Channel 12: “Trump ha ribadito a Netanyahu che ci sarà l’accordo sul nucleare”
Durante il colloquio telefonico di ieri sera tra il presidente Usa Donald Trump e il premier israeliano Benyamin Netanyahu sarebbe stato concordato che, in vista di una possibile sigla di un memorandum d’intesa tra Usa e Iran, Israele potrà mantenere “libertà d’azione contro le minacce su tutti gli fronti, Libano compreso”. Lo riporta Channel 12 citando una fonte politica israeliana. Inoltre, riferisce sempre la fonte, Trump ha riaffermato che non firmerà ”un accordo definitivo che non preveda lo smantellamento del programma nucleare iraniano e la rimozione di tutto l’uranio arricchito dal territorio iraniano”.
Media: “Dopo accordo preliminare, possibile incontro tra le delegazioni il 5 giugno”
In seguito alla firma di un accordo preliminare, che dovrebbe chiamarsi “Dichiarazione di Islamabad”, delegazioni di Washington e Teheran potrebbero sostenere un nuovo round di colloqui più approfondite il prossimo 5 giugno: è quanto afferma la piattaforma media saudita Al Arabiya sul proprio sito in arabo, citando “fonti di alto livello”.
Il memorandum di intesa preliminare, secondo le stesse fonti, sarà annunciato dal Pakistan, che sta svolgendo funzioni di mediazione, “senza necessità della presenza delle parti coinvolte”.
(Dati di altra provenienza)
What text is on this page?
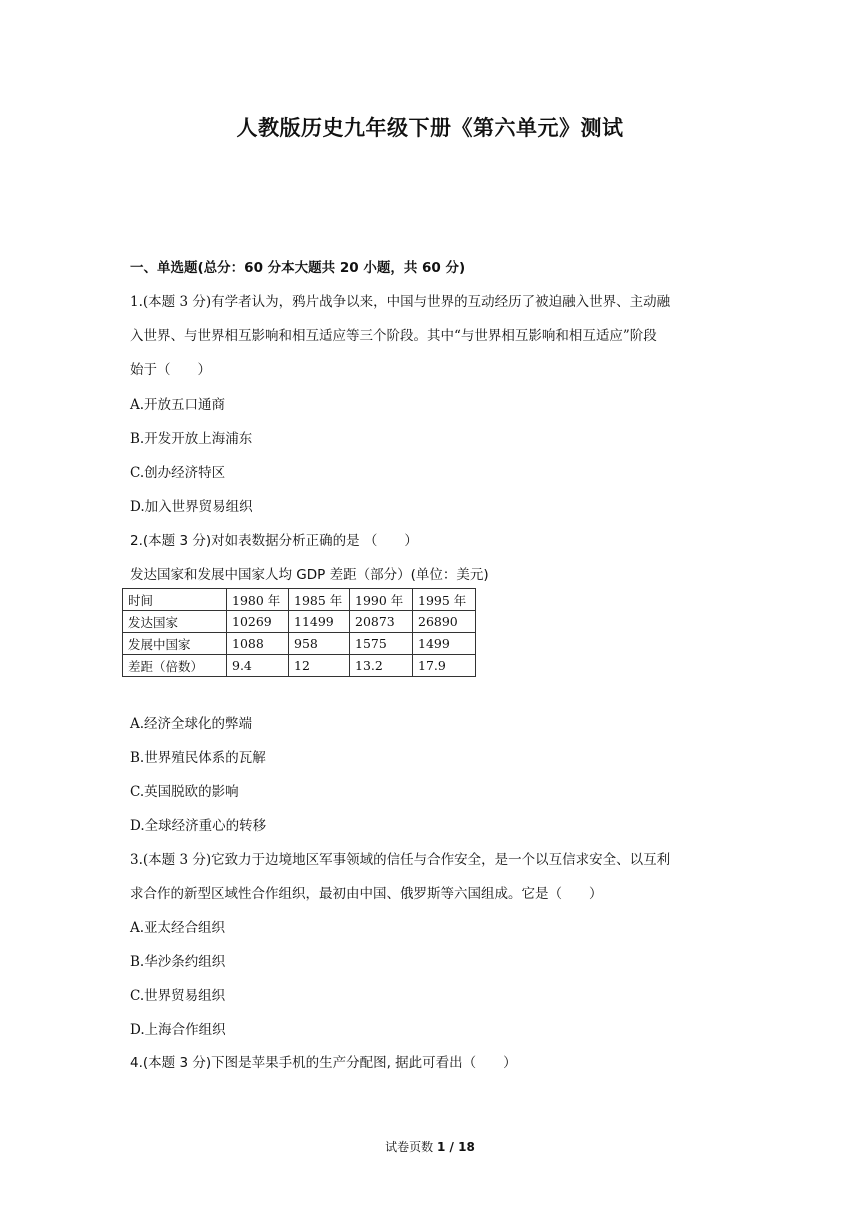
人教版历史九年级下册《第六单元》测试
一、单选题(总分：60 分本大题共 20 小题，共 60 分)
1.(本题 3 分)有学者认为，鸦片战争以来，中国与世界的互动经历了被迫融入世界、主动融
入世界、与世界相互影响和相互适应等三个阶段。其中“与世界相互影响和相互适应”阶段
始于（　　）
A.开放五口通商
B.开发开放上海浦东
C.创办经济特区
D.加入世界贸易组织
2.(本题 3 分)对如表数据分析正确的是 （　　）
发达国家和发展中国家人均 GDP 差距（部分）(单位：美元)
时间	1980 年	1985 年	1990 年	1995 年
发达国家	10269	11499	20873	26890
发展中国家	1088	958	1575	1499
差距（倍数）	9.4	12	13.2	17.9
A.经济全球化的弊端
B.世界殖民体系的瓦解
C.英国脱欧的影响
D.全球经济重心的转移
3.(本题 3 分)它致力于边境地区军事领域的信任与合作安全，是一个以互信求安全、以互利
求合作的新型区域性合作组织，最初由中国、俄罗斯等六国组成。它是（　　）
A.亚太经合组织
B.华沙条约组织
C.世界贸易组织
D.上海合作组织
4.(本题 3 分)下图是苹果手机的生产分配图, 据此可看出（　　）
试卷页数 1 / 18
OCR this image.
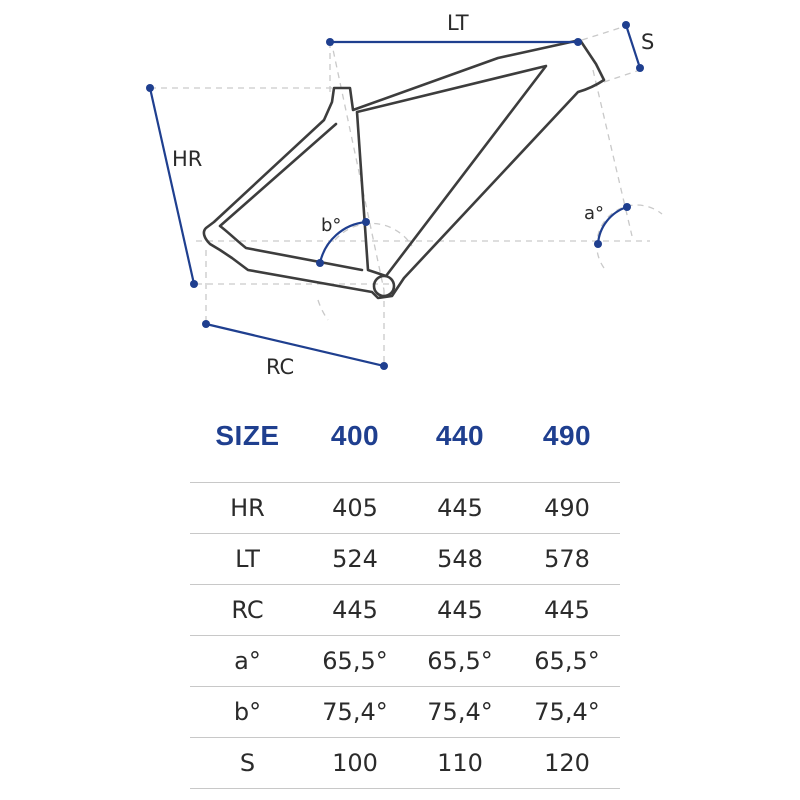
LT
S
HR
RC
b°
a°
SIZE	400	440	490
HR	405	445	490
LT	524	548	578
RC	445	445	445
a°	65,5°	65,5°	65,5°
b°	75,4°	75,4°	75,4°
S	100	110	120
Von der Leyen: “Bene i progressi, riaprire Hormuz”
“Accolgo con favore i progressi compiuti verso un accordo tra gli Stati Uniti e l’Iran. Abbiamo bisogno di un accordo che allenti realmente la tensione del conflitto, riapra lo Stretto di Hormuz e garantisca la piena libertà di navigazione senza ostacoli. L’Europa continuerà a collaborare con i partner internazionali per cogliere questa occasione e giungere a una soluzione diplomatica duratura. E per contenere le ripercussioni di questo conflitto, in particolare sulle catene di approvvigionamento e sui prezzi dell’energia”. Lo afferma la presidente della Commissione Europea Ursula von der Leyen su X.
Il potenziale accordo si chiamerà ‘Dichiarazione di Islamabad’
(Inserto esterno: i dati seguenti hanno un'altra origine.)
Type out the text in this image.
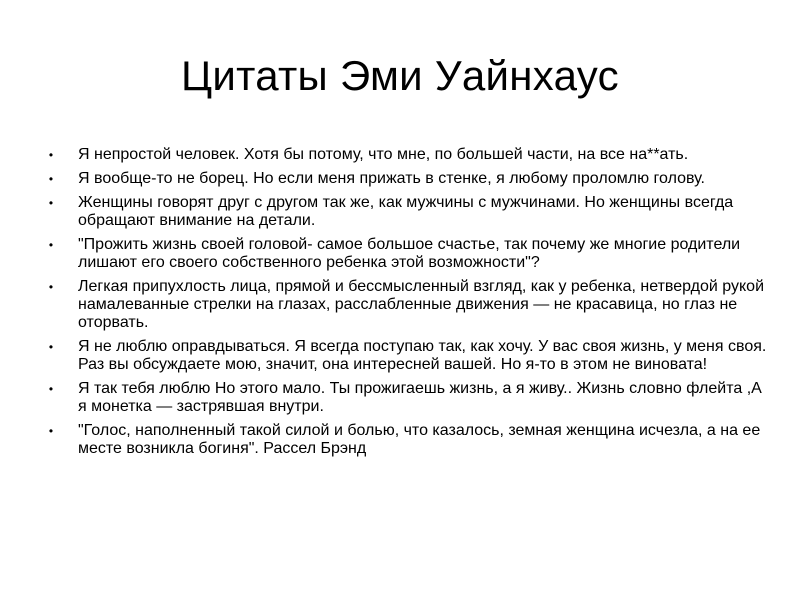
Цитаты Эми Уайнхаус
•	Я непростой человек. Хотя бы потому, что мне, по большей части, на все на**ать.
•	Я вообще-то не борец. Но если меня прижать в стенке, я любому проломлю голову.
•	Женщины говорят друг с другом так же, как мужчины с мужчинами. Но женщины всегда обращают внимание на детали.
•	"Прожить жизнь своей головой- самое большое счастье, так почему же многие родители лишают его своего собственного ребенка этой возможности"?
•	Легкая припухлость лица, прямой и бессмысленный взгляд, как у ребенка, нетвердой рукой намалеванные стрелки на глазах, расслабленные движения — не красавица, но глаз не оторвать.
•	Я не люблю оправдываться. Я всегда поступаю так, как хочу. У вас своя жизнь, у меня своя. Раз вы обсуждаете мою, значит, она интересней вашей. Но я-то в этом не виновата!
•	Я так тебя люблю Но этого мало. Ты прожигаешь жизнь, а я живу.. Жизнь словно флейта ,А я монетка — застрявшая внутри.
•	"Голос, наполненный такой силой и болью, что казалось, земная женщина исчезла, а на ее месте возникла богиня". Рассел Брэнд
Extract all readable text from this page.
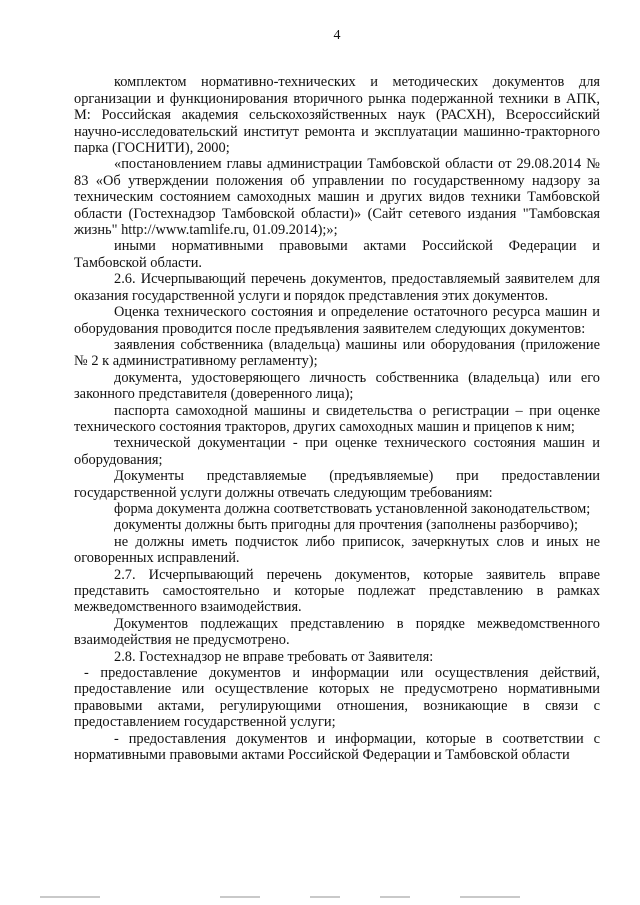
4

комплектом нормативно-технических и методических документов для организации и функционирования вторичного рынка подержанной техники в АПК, М: Российская академия сельскохозяйственных наук (РАСХН), Всероссийский научно-исследовательский институт ремонта и эксплуатации машинно-тракторного парка (ГОСНИТИ), 2000;

«постановлением главы администрации Тамбовской области от 29.08.2014 № 83 «Об утверждении положения об управлении по государственному надзору за техническим состоянием самоходных машин и других видов техники Тамбовской области (Гостехнадзор Тамбовской области)» (Сайт сетевого издания "Тамбовская жизнь" http://www.tamlife.ru, 01.09.2014);»;

иными нормативными правовыми актами Российской Федерации и Тамбовской области.

2.6. Исчерпывающий перечень документов, предоставляемый заявителем для оказания государственной услуги и порядок представления этих документов.

Оценка технического состояния и определение остаточного ресурса машин и оборудования проводится после предъявления заявителем следующих документов:

заявления собственника (владельца) машины или оборудования (приложение № 2 к административному регламенту);

документа, удостоверяющего личность собственника (владельца) или его законного представителя (доверенного лица);

паспорта самоходной машины и свидетельства о регистрации – при оценке технического состояния тракторов, других самоходных машин и прицепов к ним;

технической документации - при оценке технического состояния машин и оборудования;

Документы представляемые (предъявляемые) при предоставлении государственной услуги должны отвечать следующим требованиям:

форма документа должна соответствовать установленной законодательством;

документы должны быть пригодны для прочтения (заполнены разборчиво);

не должны иметь подчисток либо приписок, зачеркнутых слов и иных не оговоренных исправлений.

2.7. Исчерпывающий перечень документов, которые заявитель вправе представить самостоятельно и которые подлежат представлению в рамках межведомственного взаимодействия.

Документов подлежащих представлению в порядке межведомственного взаимодействия не предусмотрено.

2.8. Гостехнадзор не вправе требовать от Заявителя:

- предоставление документов и информации или осуществления действий, предоставление или осуществление которых не предусмотрено нормативными правовыми актами, регулирующими отношения, возникающие в связи с предоставлением государственной услуги;

- предоставления документов и информации, которые в соответствии с нормативными правовыми актами Российской Федерации и Тамбовской области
Il potenziale accordo preliminare fra Iran e Stati Uniti si chiamerà ‘Dichiarazione di Islamabad’ e sarà un memorandum d’intesa a cui dovranno seguire negoziati su un accordo definitivo per trattare le questioni ancora in sospeso. Lo riferisce Al Arabiya citando fonti autorevoli, aggiungendo che ad annunciare il memorandum d’intesa sarà il Pakistan senza che sia necessaria la presenza delle parti negoziali. Washington e Teheran invieranno invece i capi delle loro delegazioni una volta che inizieranno i negoziati sull’accordo definitivo.